We emphasize that not all use of CDS n-grams reflects depressive thinking, as these phrases are part of normal English usage, and it would therefore be wrong to try to diagnose depression merely on the basis of use of one or more such phrases.
Wajax 9 Jul 2022 17:14 UTC
7 points
0

In 1978, prevalence began to rise slowly, and then in 2000 more rapidly, leveling out again around 2008 at a historically-high level.

I think it’s interesting to consider how those trends might correlate with rising numbers of people identifying as non-religious.

Regardless of whether changes in religion caused an increase in depression, I think it’s certainly possible that it influenced how people might have felt writing about their life and experience.

Speaking as someone raised in a fundamentally religious setting, there’s often a certain kind of guilt associated with expressing negativity about oneself or ones life. No matter how bad you feel about yourself, definitively calling yourself a “loser” would be an affront to the creator.
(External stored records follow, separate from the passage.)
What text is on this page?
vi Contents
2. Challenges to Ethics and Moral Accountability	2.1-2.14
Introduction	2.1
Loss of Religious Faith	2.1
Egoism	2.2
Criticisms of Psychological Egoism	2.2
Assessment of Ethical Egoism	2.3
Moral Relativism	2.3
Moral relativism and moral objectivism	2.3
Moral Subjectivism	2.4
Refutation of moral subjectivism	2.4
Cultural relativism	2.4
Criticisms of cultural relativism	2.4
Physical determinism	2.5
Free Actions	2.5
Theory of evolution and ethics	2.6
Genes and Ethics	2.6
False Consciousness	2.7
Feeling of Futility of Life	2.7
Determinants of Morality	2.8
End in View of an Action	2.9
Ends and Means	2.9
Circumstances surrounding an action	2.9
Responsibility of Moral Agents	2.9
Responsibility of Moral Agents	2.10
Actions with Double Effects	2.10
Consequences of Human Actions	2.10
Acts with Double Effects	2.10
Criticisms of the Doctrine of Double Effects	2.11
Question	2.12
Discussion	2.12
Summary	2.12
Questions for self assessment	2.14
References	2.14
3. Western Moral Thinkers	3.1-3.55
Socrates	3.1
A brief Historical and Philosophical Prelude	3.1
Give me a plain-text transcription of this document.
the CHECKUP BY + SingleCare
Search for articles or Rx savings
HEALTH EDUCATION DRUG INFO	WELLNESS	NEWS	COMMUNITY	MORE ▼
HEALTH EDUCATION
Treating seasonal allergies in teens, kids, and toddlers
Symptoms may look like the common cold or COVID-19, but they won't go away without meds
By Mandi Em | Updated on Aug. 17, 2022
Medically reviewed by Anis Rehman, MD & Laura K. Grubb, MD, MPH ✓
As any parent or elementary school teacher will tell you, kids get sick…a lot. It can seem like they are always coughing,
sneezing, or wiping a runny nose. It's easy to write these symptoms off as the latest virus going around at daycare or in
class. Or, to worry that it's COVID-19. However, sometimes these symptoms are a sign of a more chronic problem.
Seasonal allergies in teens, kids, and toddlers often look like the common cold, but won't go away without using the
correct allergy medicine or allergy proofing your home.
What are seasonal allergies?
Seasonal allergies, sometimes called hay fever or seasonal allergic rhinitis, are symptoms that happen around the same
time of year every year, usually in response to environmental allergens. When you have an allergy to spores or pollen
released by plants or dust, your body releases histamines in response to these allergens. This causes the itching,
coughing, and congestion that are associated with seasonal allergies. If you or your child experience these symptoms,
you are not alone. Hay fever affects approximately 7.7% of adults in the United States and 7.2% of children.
A lot of those typologies of cognitive distortions would be read as vain/worldly/unfaithful towards a divine plan. People might be experiencing all of that internally, but interpreting it as a spiritual failing to be expressed through spiritual language, if at all.
quanticle 9 Jul 2022 20:45 UTC
2 points
0

The researchers looked for these language patterns in 14 million books, published over the past 125 years in English, Spanish, and German, that are available via Google Ngram, to see how their prevalence has changed over time.

(emphasis mine)

Given that what is published is a tiny, highly selected fraction of what is said, spoken, etc, why should we feel confident in drawing any population-wide conclusions at all from a study of published work? Even if we limit the relevant population to authors, I would be hesitant to draw any conclusions, given that only a fraction of what authors write gets published, and what is published often goes through multiple rounds of editing before it hits the presses.

Maybe it’s just that cultural tastes have shifted so that more open discussions of poor mental health are acceptable, and, as a result we see greater representation of that in published work.